Bien que le revenu de base soit le plus populaire de sa famille, plusieurs autres techniques et théories existent pour régler les problèmes entourant le filet social et le chômage. L’une de ces techniques a su gagner mon soutien plus que les autres et je me permets donc de vous la présenter. Il s’agit de l’impôt négatif sur le revenu ou « negative tax », une théorie proposée par Milton Friedman en 1962 dans son livre capitalisme et liberté3 qui combine les objectifs de réduction de la pauvreté, la réduction de la bureaucratie et une plus grande incitation au travail que le RUG standard. Comment est-ce possible? Simplement, l’impôt négatif sur le revenu assure un seuil minimum de revenu qu’un individu peut faire mensuellement en fonction du seuil de pauvreté. Prenons pour les besoins de la cause un seuil de pauvreté à 24 000$ par année ou 2000$ par mois et mettons en place un taux d’imposition négatif sur le revenu de 50%. C’est donc dire que toute personne faisant moins de 24 000$ fera ce revenu libre d’impôt premièrement, mais que l’état versera 50% de la différence entre le revenu de la personne et le seuil établi. Il devient donc impossible pour toute personne vivant dans un tel système d’avoir moins de 1000$ par mois et le système encourage tout de même le travail, car chaque heure travaillée et chaque dollar gagné augmente la richesse de l’individu. En effet, l’individu décidant de travailler un travail à temps partiel à 15$ de l’heure et gagnant 1000$ par mois se verra verser 500$ par l’état en vertu de l’impôt négatif sur le revenu. De plus, contrairement au système actuel qui pénalise les gens qui désirent travailler plus pour se sortir des programmes sociaux, le travail est récompensé financièrement : l’impôt négatif sur le revenu, comme le RUG d’ailleurs, met fin à cette fameuse trappe de la pauvreté dans laquelle plusieurs bénéficiaires sont prisonniers. Enfin, l’impôt négatif sur le revenu évite que les plus riches reçoivent des chèques du gouvernement sans toutefois rendre le système trop complexe pour que les gains en efficacité et les économies sur les fonctionnaires ne se fassent ressentir.
Bref, plusieurs possibilités s’offrent à nous, mais je crois sincèrement qu’il est temps pour le Canada et pour le Québec de se doter d’un tel système. Que ce soit un revenu de base universel ou encore un impôt négatif sur le revenu, il faut simplifier l’appareil étatique lorsqu’on parle du filet social et le rendre plus efficace. Il faut aider les plus démunis, mais tout de même encourager ces derniers vers le travail plutôt que de les punir comme actuellement. Il faut aussi comprendre que l’automatisation approche à grands pas et si nous ne préparons pas notre économie et nos gouvernements en fonction de cette nouvelle réalité, le réveil sera particulièrement brutal.

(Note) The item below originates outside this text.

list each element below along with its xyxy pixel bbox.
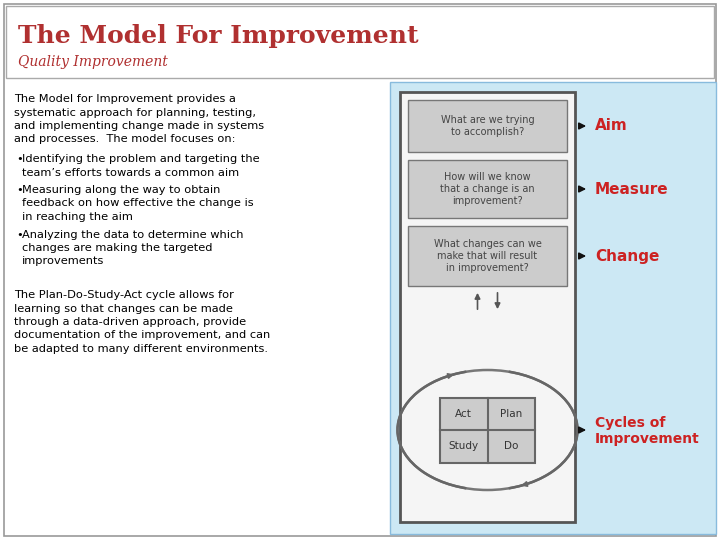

- ICI.Radio-Canada.ca, Zone International-. « L’Espagne envisage d’instaurer un revenu universel de base | Coronavirus ». Radio-Canada.ca. Radio-Canada.ca. Consulté le 1 mai 2020. https://ici.radio-canada.ca/nouvelle/1691644/coronavirus-covid-19-espagne-revenu-universel-base-pandemie-impact.
- MIT Sloan. « Negative Income Tax, Explained ». Consulté le 2 mai 2020. https://mitsloan.mit.edu/ideas-made-to-matter/negative-income-tax-explained.
- Nikiforos, Report Michalis, Marshall Steinbaum, et Gennaro Zezza. « Modeling the Macroeconomic Effects of a Universal Basic Income », 2017, 18.